At last count, legislators in 16 states have proposed 44 bills this year aimed at denying transgender individuals the same rights and freedoms as everyone else. Twenty-nine of those 44 bills deny transgender people equal access to bathrooms, locker rooms and other multiuser facilities, while 23 bills target children, denying them access to sports activities, facilities, and some by forcing them to use separate facilities entirely.
Proponents of anti-trans bills try to garner support through fear and misinformation, using the myth that allowing transgender people to access bathrooms corresponding to their gender identity will allow dangerous men to dress up as women and attack them in public restrooms.

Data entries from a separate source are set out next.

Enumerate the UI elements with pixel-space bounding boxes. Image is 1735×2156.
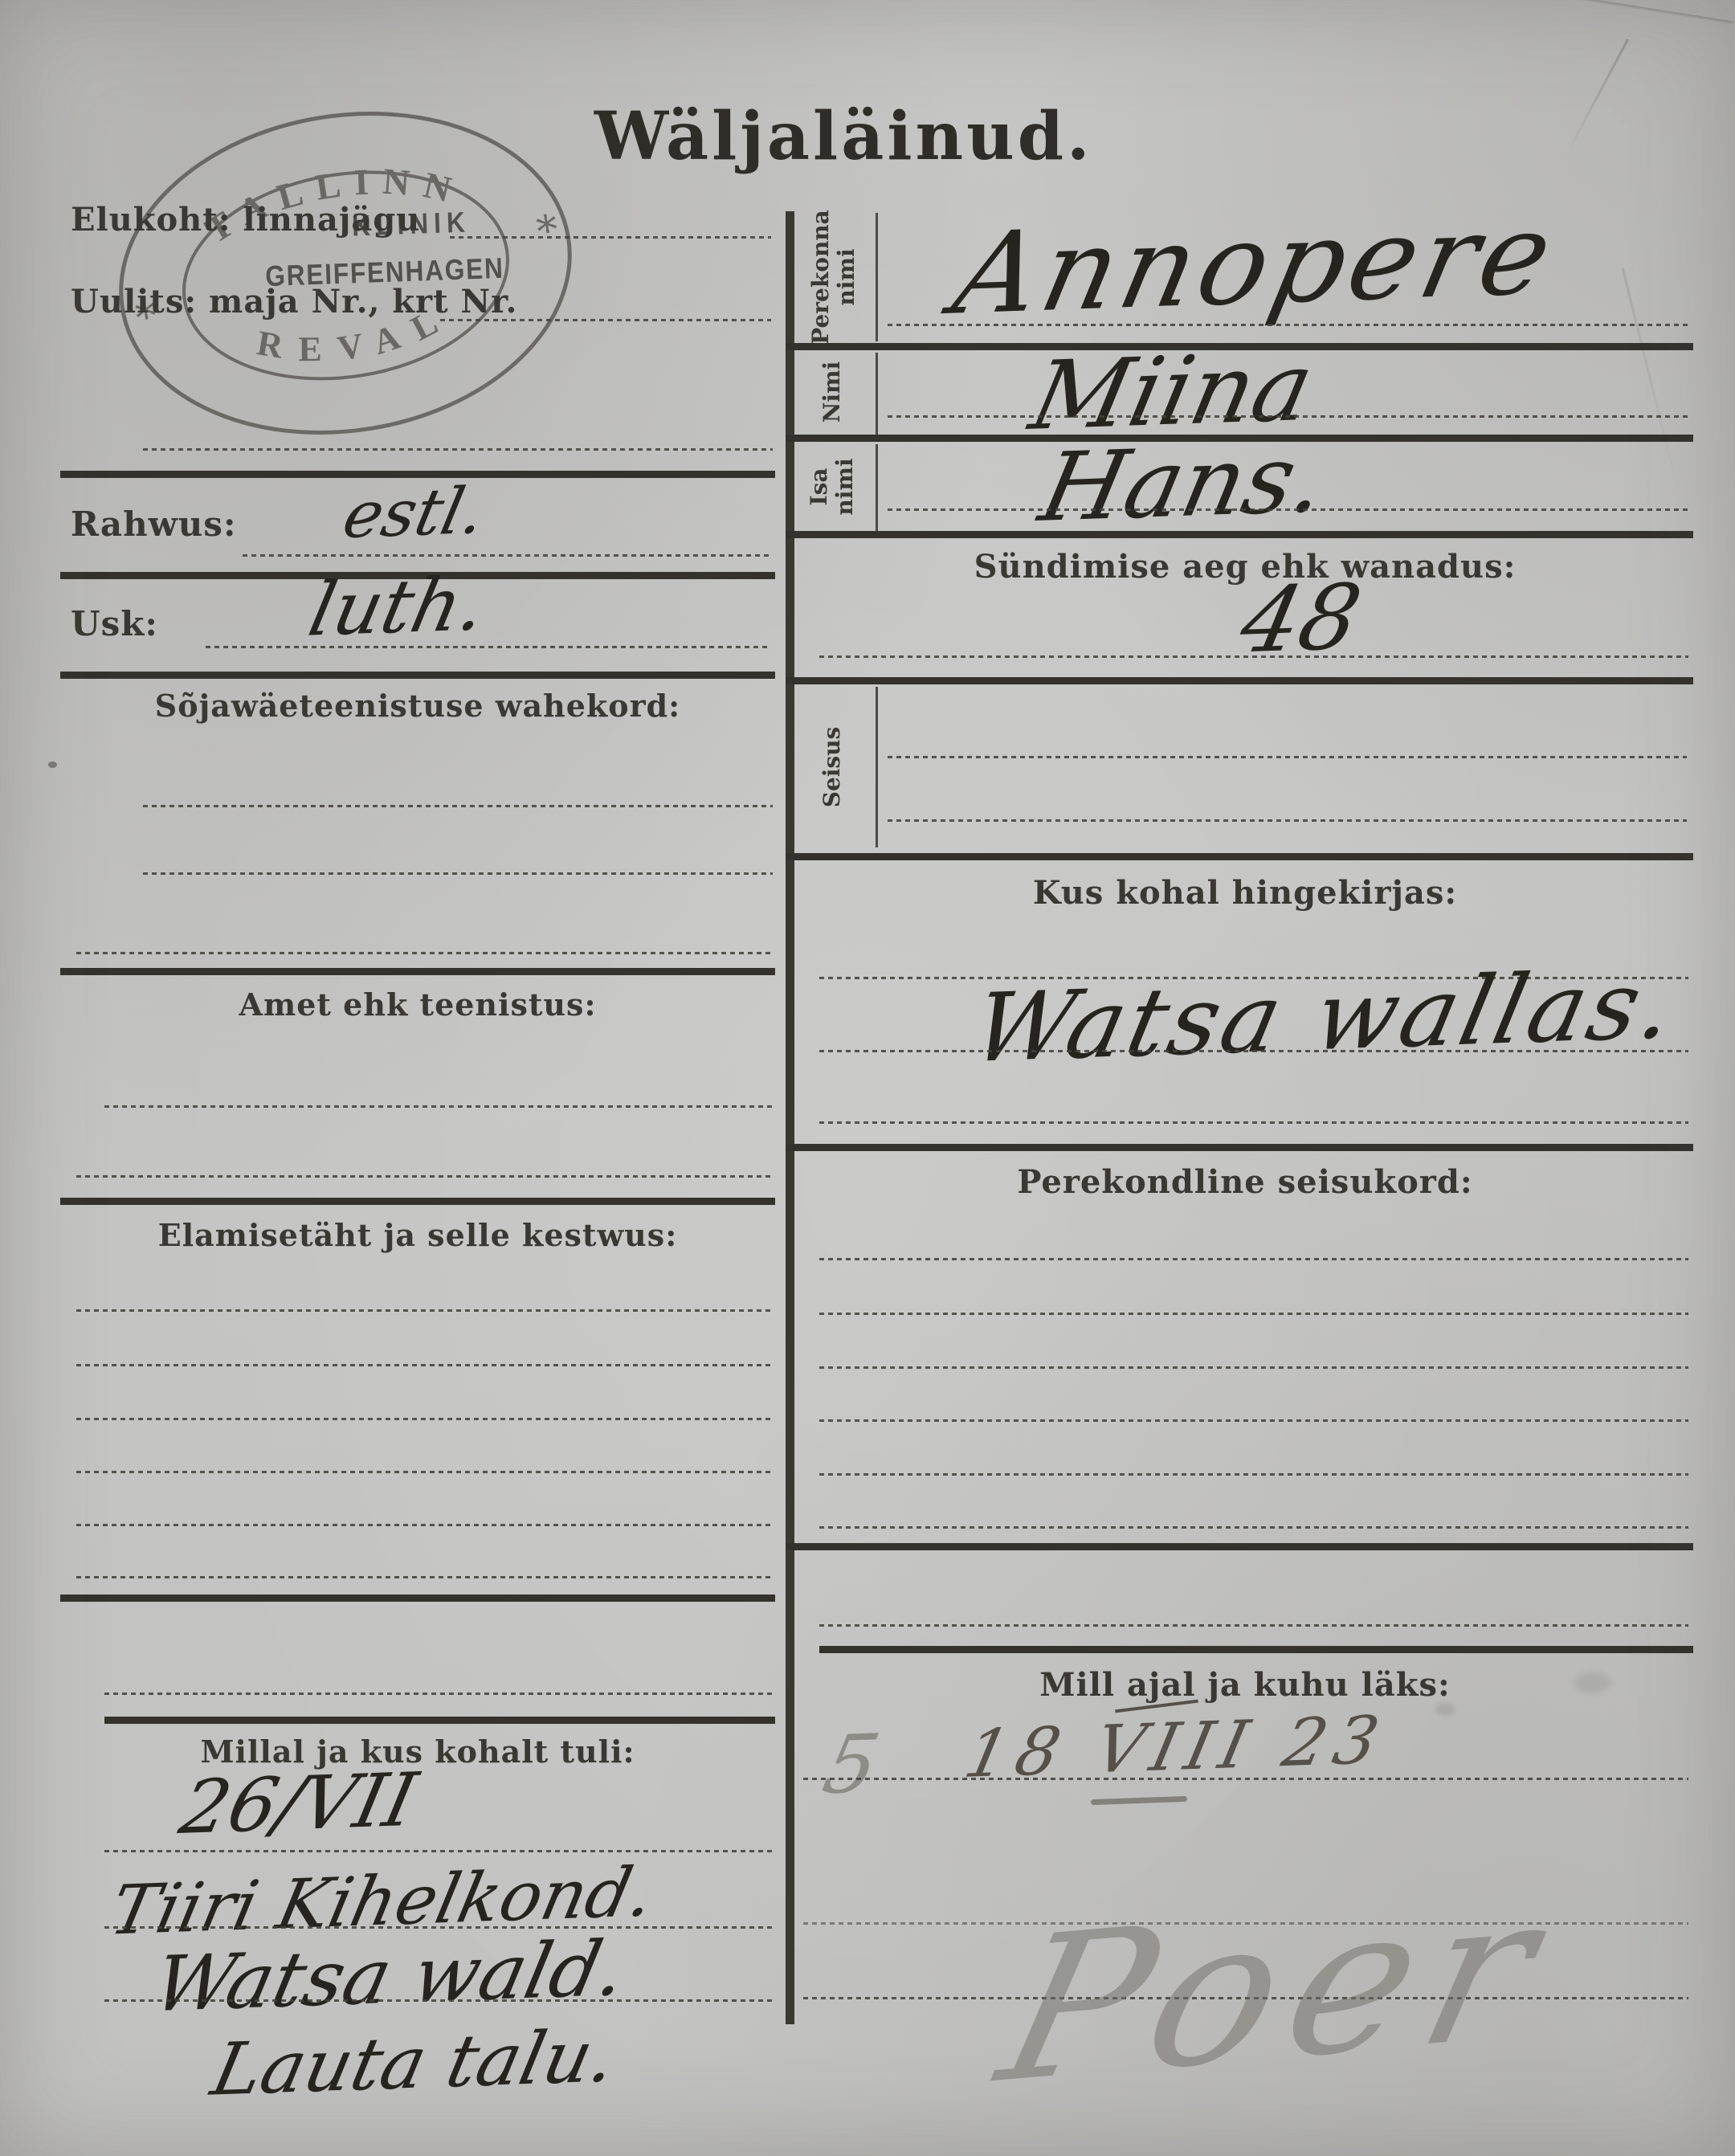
rule-heavy [104,1717,775,1724]
nimi-label: Nimi [819,361,845,423]
dotted-line [819,1121,1688,1124]
dotted-line [888,415,1691,418]
rotated-label-perekonna-nimi: Perekonna nimi [798,209,870,345]
paper-speck [48,762,57,768]
isa-label-line2: nimi [832,458,858,515]
label-separator-rule [876,687,878,847]
rule-heavy [819,1646,1693,1653]
dotted-line [104,1999,773,2002]
rule-heavy [786,1543,1693,1550]
label-separator-rule [876,444,878,531]
kus-kohal-handwritten-value: Watsa wallas. [964,949,1688,1084]
paper-crease [1570,39,1629,146]
dotted-line [803,1778,1688,1780]
dotted-line [104,1926,773,1929]
dotted-line [819,1526,1688,1529]
dotted-line [76,1524,773,1526]
perekonna-label-line1: Perekonna [808,210,834,345]
dotted-line [76,1576,773,1578]
section-label-sojawae: Sõjawäeteenistuse wahekord: [60,688,775,724]
dotted-line [450,236,771,239]
dotted-line [888,819,1687,822]
millal-tuli-handwritten-date: 26/VII [173,1757,423,1851]
dotted-line [104,1693,773,1695]
rule-heavy [786,531,1693,538]
dotted-line [143,872,773,875]
scanned-form-page: Wäljaläinud. TALLINN REVAL * * KLINIK GR… [0,0,1735,2156]
rotated-label-nimi: Nimi [816,344,848,440]
dotted-line [76,1364,773,1366]
rule-heavy [786,677,1693,684]
stamp-star-right: * [533,206,561,256]
millal-tuli-handwritten-farm: Lauta talu. [205,2014,624,2112]
rotated-label-seisus: Seisus [808,695,856,839]
dotted-line [76,1309,773,1312]
dotted-line [819,1366,1688,1369]
field-label-rahwus: Rahwus: [71,504,236,544]
section-label-kus-kohal: Kus kohal hingekirjas: [795,874,1695,912]
dotted-line [888,324,1691,326]
rahwus-handwritten-value: estl. [337,473,492,553]
pencil-underline [1091,1796,1187,1805]
dotted-line [819,1313,1688,1315]
dotted-line [888,756,1687,758]
rule-heavy [60,1595,775,1602]
dotted-line [819,1624,1688,1627]
dotted-line [76,1418,773,1420]
isa-label-line1: Isa [806,468,832,506]
dotted-line [76,1175,773,1178]
dotted-line [888,508,1691,511]
perekonna-nimi-handwritten-value: Annopere [944,189,1568,341]
section-label-amet: Amet ehk teenistus: [60,986,775,1023]
field-label-uulits: Uulits: maja Nr., krt Nr. [71,283,517,321]
column-divider [786,211,794,2024]
rule-heavy [60,968,775,975]
rule-heavy [60,672,775,679]
isa-nimi-handwritten-value: Hans. [1031,423,1337,543]
label-separator-rule [876,353,878,435]
page-title: Wäljaläinud. [594,98,1093,175]
dotted-line [819,655,1688,658]
paper-speck [1435,1703,1455,1716]
dotted-line [104,1850,773,1852]
pencil-signature: Poer [982,1849,1571,2127]
dotted-line [819,1419,1688,1422]
perekonna-label-line2: nimi [834,248,859,305]
dotted-line [143,448,773,451]
rule-heavy [786,1144,1693,1151]
label-separator-rule [876,213,878,341]
section-label-sundimise: Sündimise aeg ehk wanadus: [795,548,1695,586]
section-label-elamisetaht: Elamisetäht ja selle kestwus: [60,1217,775,1253]
dotted-line [206,646,771,648]
dotted-line [76,1471,773,1473]
dotted-line [243,554,771,557]
usk-handwritten-value: luth. [302,561,494,652]
dotted-line [104,1105,773,1108]
dotted-line [440,319,771,321]
seisus-label: Seisus [819,727,845,808]
paper-crease [1464,0,1733,25]
section-label-perekondline: Perekondline seisukord: [795,1163,1695,1201]
dotted-line [819,1473,1688,1476]
dotted-line [143,805,773,807]
rule-heavy [60,1198,775,1205]
field-label-usk: Usk: [71,604,158,643]
millal-tuli-handwritten-township: Watsa wald. [146,1925,634,2029]
dotted-line [819,1258,1688,1260]
rule-heavy [786,853,1693,860]
pencil-mark: 5 [815,1717,887,1812]
rotated-label-isa-nimi: Isa nimi [800,439,864,535]
section-label-mill-ajal: Mill ajal ja kuhu läks: [795,1666,1695,1704]
dotted-line [819,1050,1688,1052]
dotted-line [76,952,773,954]
field-label-elukoht: Elukoht: linnajägu [71,201,420,239]
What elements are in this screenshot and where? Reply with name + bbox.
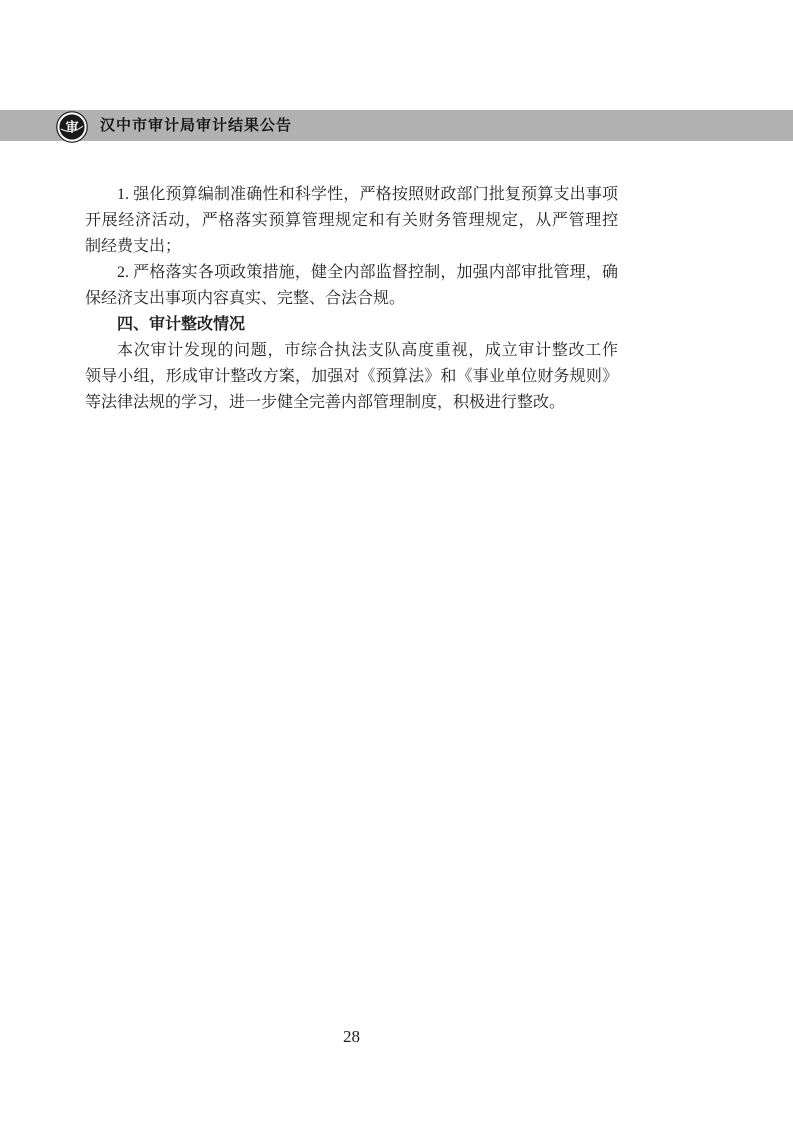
text-line: 领导小组，形成审计整改方案，加强对《预算法》和《事业单位财务规则》 <box>85 364 618 390</box>
paragraph: 2. 严格落实各项政策措施，健全内部监督控制，加强内部审批管理，确保经济支出事项… <box>85 260 618 312</box>
content-area: 1. 强化预算编制准确性和科学性，严格按照财政部门批复预算支出事项开展经济活动，… <box>85 182 618 416</box>
text-line: 等法律法规的学习，进一步健全完善内部管理制度，积极进行整改。 <box>85 390 618 416</box>
document-page: 审 汉中市审计局审计结果公告 1. 强化预算编制准确性和科学性，严格按照财政部门… <box>0 0 793 1122</box>
text-line: 1. 强化预算编制准确性和科学性，严格按照财政部门批复预算支出事项 <box>85 182 618 208</box>
paragraph: 本次审计发现的问题，市综合执法支队高度重视，成立审计整改工作领导小组，形成审计整… <box>85 338 618 416</box>
text-line: 2. 严格落实各项政策措施，健全内部监督控制，加强内部审批管理，确 <box>85 260 618 286</box>
section-heading: 四、审计整改情况 <box>85 312 618 338</box>
text-line: 四、审计整改情况 <box>85 312 618 338</box>
page-number: 28 <box>85 1027 618 1047</box>
text-line: 开展经济活动，严格落实预算管理规定和有关财务管理规定，从严管理控 <box>85 208 618 234</box>
text-line: 制经费支出； <box>85 234 618 260</box>
text-line: 保经济支出事项内容真实、完整、合法合规。 <box>85 286 618 312</box>
paragraph: 1. 强化预算编制准确性和科学性，严格按照财政部门批复预算支出事项开展经济活动，… <box>85 182 618 260</box>
text-line: 本次审计发现的问题，市综合执法支队高度重视，成立审计整改工作 <box>85 338 618 364</box>
seal-glyph: 审 <box>65 120 78 135</box>
audit-seal-icon: 审 <box>56 111 88 143</box>
header-title: 汉中市审计局审计结果公告 <box>100 110 292 141</box>
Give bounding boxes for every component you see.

Nothing could be further from the truth.
Law enforcement officials, government employees and experts on gender-based violence in more than a dozen states with laws protecting transgender and gender nonconforming people in public accommodations have reported zero bathroom attacks. In fact, evidence suggests that transgender people, themselves, are more likely to be the victims of physical and sexual assaults.
Safe bathroom access is essential for everyone – cisgender, transgender and gender nonconforming individuals alike. Denying men, women, and children the right to use the bathroom corresponding to their gender identity is a violation of their basic human rights, and can lead to serious and chronic health issues. Many transgender individuals have reported adverse health effects from trying to avoid using public restrooms, such as dehydration, kidney infections and urinary tract infections.
We don’t get to pick our gender markers at birth, but we do get to choose city policies that either support our transgender brothers’ and sisters’ rights and freedoms or deny them the same respect and dignity we grant everyone else.
I am proud to call New York City home, and sincerely hope that other cities and states follow New York City’s lead in protecting the rights of the transgender and gender nonconforming men, women and children to live and work free from discrimination.